Je dois évidemment parler du titre français (Quand les aigles attaquent), pas très adapté au film. Parce que la question du temps est anecdotique, elle n’a pas réellement d’importance dans le film, puisque l’urgence n’est pas aussi soulignée qu’attendue. Qu’importe, le principal est sur le « Where » du titre original : le lieu (« Où » en français). Le château est le point de convergence et de divergence principal du long-métrage. C’est ce même château qui crée les bouleversements narratifs.

Néanmoins, l’esthétique des espaces ne suit pas vraiment. Usant beaucoup trop du champ / contre-champ dans les confrontations directes entre ennemis, il n’y a aucune sensation sur le moment. Le seul intérêt abouti est d’insuffler une ambiance par séquence, en sachant que Brian G. Hutton prend son temps sur chaque situation, d’où un film qui dure plus de 2h30. Captivant à quelques reprises, cela n’empêche pas de trop étirer les événements. On ne peut pas non plus nier qu’il y a quelques intentions très louables. Que ce soit dans quelques références aux CANONS DE NAVARONES, ou dans la manière de réduire les espaces à un enfermement. Dans sa mise en scène, Brian G. Hutton prend le parti de capter des espaces aux plans larges, mais de réduire l’action à un périmètre précis (une taverne, une remise, le toit d’une télé-cabine, une salle de réception, une chambre, etc…).

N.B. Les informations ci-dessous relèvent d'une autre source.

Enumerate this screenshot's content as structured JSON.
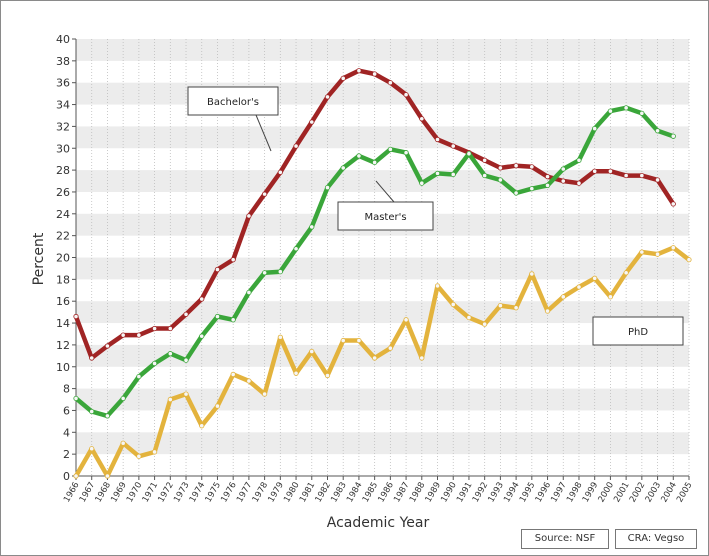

Alors que les personnages manquent cruellement de profondeur, simplifiés à des corps en action (la révélation en milieu de film est outrageusement mal jouée et écrite), ils semblent chercher les fameuses têtes brûlées des meilleurs films de commando. Même si l’action est modérée, sans débordement, le long-métrage n’arrive jamais à faire exploser les espaces du cadre. Tout reste confiné dans l’instant, sans jamais penser à accorder l’aventure comme un chemin qui s’ouvre petit à petit. Jusqu’à l’arrivée au château, le montage des espaces est plus que désordonné, brouillon, sans base solide. Cependant, dès que les personnages sont dans le château, se crée une forme de labyrinthe dans le montage des espaces. Et quand ils sont sur le point d’en partir, tout devient plus fluide et tempéré. En fait, le film souffre terriblement de son désir d’éclatement du commando, alors que bien fade dans sa composition.

QUAND LES AIGLES ATTAQUENT de Brian G. Hutton.
Avec Richard Burton, Clint Eastwood, Ingrid Pitt, Mary Ure, Patrick Wymark, Michael Hordern, Donald Houston, Robert Beatty, Neil McCarthy, Brook Williams, Peter Barkworth.